In the aftermath of a disaster, insurance payouts may differ from the policyholder’s expectation. The possibility that such a difference might exist is known as basis risk. For the Pacific Islands, this is a very important type of risk, one that is often not emphasised enough. One way to reduce basis risk is to increase the number of measurement stations that record wind speed and water levels, to minimise the difference between estimated and actual loss. Another is to evaluate various formulae to better capture the range of vulnerabilities. For the Pacific Islands, better satellite coverage of the islands will help, along with arrangements to share data. Currently, data are often not available for outer-lying islands.
Do they trust?
There is often a lack of understanding about risk and insurance. There is also general distrust of insurance, as a result of mismanagement or lack of payouts, or of differences in expected versus actual payouts. These problems can be addressed by using better insurance models, building administrative capacity, and providing information about the costs and benefits of insurance.
Can risk be reduced?
Inadequate development and enforcement of land-use planning regulations and lack of building codes are significant problems. The Pacific Islands sometimes lack up-to-date asset registers, which leads to undervaluation of assets. Identifying public properties and maintaining a central register of buildings is necessary for insurance schemes to work.
Is there a market for reinsurers?
Capacity within the reinsurance market is limited, which limits the amount of risk that insurers will accept.

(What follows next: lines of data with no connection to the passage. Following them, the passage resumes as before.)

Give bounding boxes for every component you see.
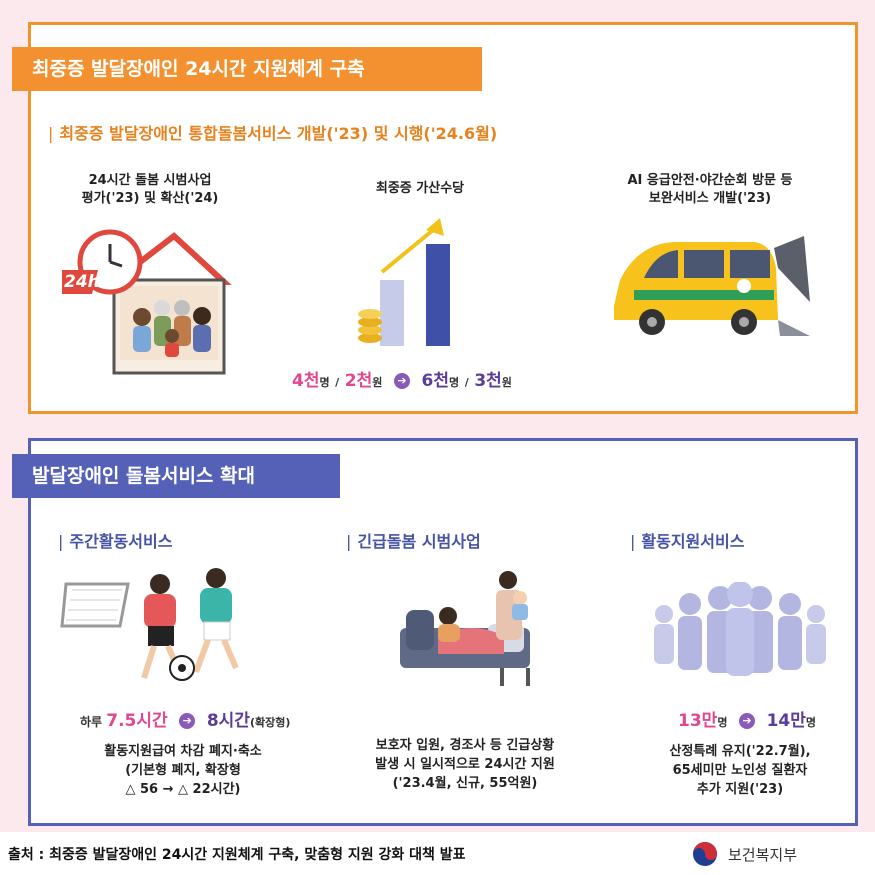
heading-emergency-care: | 긴급돌봄 시범사업 bbox=[346, 532, 481, 551]
heading-day-activity: | 주간활동서비스 bbox=[58, 532, 173, 551]
caption-line: 평가('23) 및 확산('24) bbox=[81, 191, 219, 206]
description-line: 65세미만 노인성 질환자 bbox=[672, 763, 808, 778]
section-1-subheading-text: 최중증 발달장애인 통합돌봄서비스 개발('23) 및 시행('24.6월) bbox=[59, 124, 498, 143]
day-activity-description: 활동지원급여 차감 폐지·축소 (기본형 폐지, 확장형 △ 56 → △ 22… bbox=[68, 742, 298, 799]
activity-support-description: 산정특례 유지('22.7월), 65세미만 노인성 질환자 추가 지원('23… bbox=[640, 742, 840, 799]
caption-line: AI 응급안전·야간순회 방문 등 bbox=[627, 173, 793, 188]
description-line: 추가 지원('23) bbox=[696, 782, 784, 797]
before-hours-value: 7.5시간 bbox=[106, 711, 168, 731]
clock-24h-label: 24h bbox=[64, 272, 100, 292]
emergency-care-description: 보호자 입원, 경조사 등 긴급상황 발생 시 일시적으로 24시간 지원 ('… bbox=[340, 736, 590, 793]
after-people-value: 6천 bbox=[421, 371, 449, 391]
source-text: 출처 : 최중증 발달장애인 24시간 지원체계 구축, 맞춤형 지원 강화 대… bbox=[8, 847, 466, 863]
separator: / bbox=[464, 376, 469, 389]
description-line: 보호자 입원, 경조사 등 긴급상황 bbox=[375, 738, 555, 753]
allowance-stat: 4천명 / 2천원 ➔ 6천명 / 3천원 bbox=[292, 366, 512, 391]
emergency-care-illustration bbox=[400, 571, 530, 686]
after-count-value: 14만 bbox=[766, 711, 806, 731]
section-1-subheading: | 최중증 발달장애인 통합돌봄서비스 개발('23) 및 시행('24.6월) bbox=[48, 124, 498, 143]
caption-line: 보완서비스 개발('23) bbox=[648, 191, 772, 206]
separator: / bbox=[335, 376, 340, 389]
unit-won: 원 bbox=[372, 376, 383, 389]
after-hours-value: 8시간 bbox=[206, 711, 250, 731]
caption-ai-service: AI 응급안전·야간순회 방문 등 보완서비스 개발('23) bbox=[600, 172, 820, 208]
taegeuk-logo-icon bbox=[693, 842, 717, 866]
description-line: 산정특례 유지('22.7월), bbox=[669, 744, 811, 759]
unit-people: 명 bbox=[319, 376, 330, 389]
description-line: 활동지원급여 차감 폐지·축소 bbox=[104, 744, 262, 759]
caption-allowance: 최중증 가산수당 bbox=[330, 180, 510, 198]
before-people-value: 4천 bbox=[292, 371, 320, 391]
unit-won: 원 bbox=[501, 376, 512, 389]
heading-text: 주간활동서비스 bbox=[69, 532, 173, 551]
caption-line: 24시간 돌봄 시범사업 bbox=[88, 173, 212, 188]
soccer-players-illustration bbox=[60, 568, 239, 681]
description-line: (기본형 폐지, 확장형 bbox=[125, 763, 241, 778]
heading-text: 긴급돌봄 시범사업 bbox=[357, 532, 481, 551]
heading-activity-support: | 활동지원서비스 bbox=[630, 532, 745, 551]
ministry-logo: 보건복지부 bbox=[690, 840, 860, 868]
stat-prefix: 하루 bbox=[80, 715, 107, 729]
allowance-increase-illustration bbox=[358, 218, 450, 346]
van-illustration bbox=[614, 236, 810, 336]
before-count-value: 13만 bbox=[678, 711, 718, 731]
right-arrow-icon: ➔ bbox=[739, 713, 756, 729]
right-arrow-icon: ➔ bbox=[179, 713, 196, 729]
stat-suffix: (확장형) bbox=[249, 716, 291, 729]
description-line: ('23.4월, 신규, 55억원) bbox=[392, 776, 538, 791]
ministry-name: 보건복지부 bbox=[728, 846, 798, 864]
section-1-title: 최중증 발달장애인 24시간 지원체계 구축 bbox=[12, 47, 482, 91]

Insurers and reinsurers cannot afford to operate in the region unless there is a sufficient enabling environment that works to reduce risk.
Currently, donors meet the costs of disasters in the form of aid. This has advantages in that money goes where it’s needed and disbursements can be supervised. But it also incurs costs – mostly in the form of delays and uncertainty in disbursing money. Insurance is not a substitute for aid, but it can help by smoothing out payments in the aftermath of a disaster. A well-designed insurance scheme may be able to incentivise countries to undertake investments in resilience, by linking premiums to the degree of preparedness. Investments in data and in data sharing arrangements will also go a long way towards maximising the returns to insurance.
A regional body such as the Pacific Islands Forum can keep track of insurance schemes and encourage all actors to minimise duplication and administrative costs. If public funds are being used to subsidise private insurers or their clients, all parties must be transparent about costs and benefits. Governments must promote competition among private providers to maximise value for their citizens and help reassure them that concrete steps are being taken to preserve their homelands.